Comparison of Linear Interpolation Method and Mean Method to Replace the Missing Values in Environmental Data Set
Norazian, Mohamed Noor
Mohd Mustafa, Al Bakri Abdullah
Ahmad Shukri, Yahaya
Nor Azam, Ramli
MetadataShow full item record
Missing data is a very frequent problem in many scientific field including environmental research. These are usually due to machine failure, routine maintenance, changes in siting monitors and human error. Incomplete datasets can cause bias due to systematic differences between observed and unobserved data. Therefore, the need to find the best way in estimating missing values is very important so that the data analysed is ensured of high quality.
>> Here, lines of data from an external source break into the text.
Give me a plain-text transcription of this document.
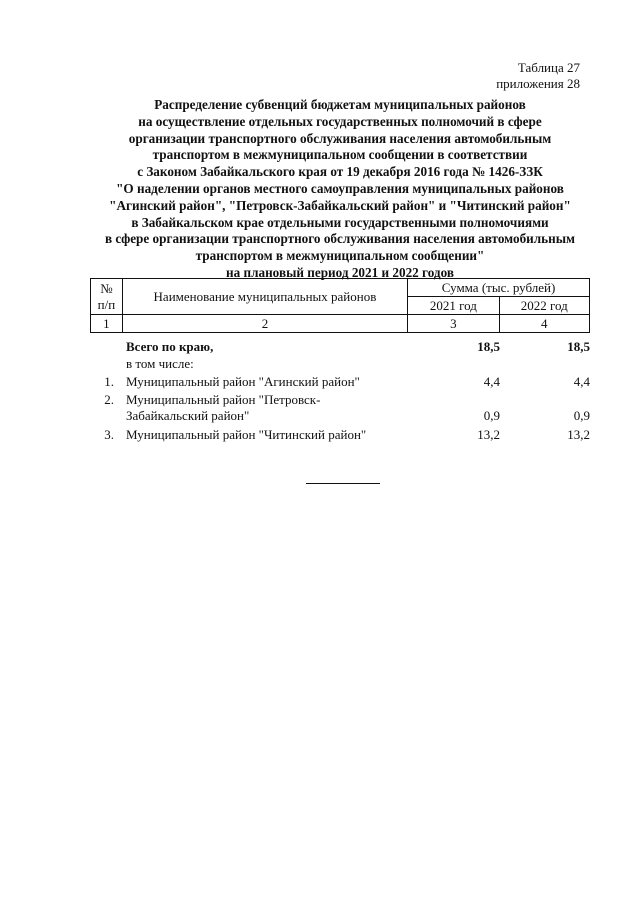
Таблица 27
приложения 28
Распределение субвенций бюджетам муниципальных районов
на осуществление отдельных государственных полномочий в сфере
организации транспортного обслуживания населения автомобильным
транспортом в межмуниципальном сообщении в соответствии
с Законом Забайкальского края от 19 декабря 2016 года № 1426-ЗЗК
"О наделении органов местного самоуправления муниципальных районов
"Агинский район", "Петровск-Забайкальский район" и "Читинский район"
в Забайкальском крае отдельными государственными полномочиями
в сфере организации транспортного обслуживания населения автомобильным
транспортом в межмуниципальном сообщении"
на плановый период 2021 и 2022 годов
№
п/п	Наименование муниципальных районов	Сумма (тыс. рублей)	
		2021 год	2022 год
1	2	3	4
Всего по краю,	18,5	18,5
в том числе:
1. Муниципальный район "Агинский район"	4,4	4,4
2. Муниципальный район "Петровск-
Забайкальский район"	0,9	0,9
3. Муниципальный район "Читинский район"	13,2	13,2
In this study, two methods were used to estimate the missing values in environmental data set and the performances of these methods were compared. The two methods are linear interpolation method and mean method. Annual hourly monitoring data for PM10 were used to generate simulated missing values. Four randomly simulated missing data patterns were generated for evaluating the accuracy of imputation techniques in different missing data conditions. They are 10%, 15%, 25% and 40%. Three types of performance indicators that are mean absolute error (MAE), rootmean squared error (RMSE) and coefficient of determination (R2) were calculated in order to describe the goodness of fit for the two methods. From the two methods applied, it was found that linear interpolation method gave better results compared to mean method in substituting data for all percentage of missing data considered.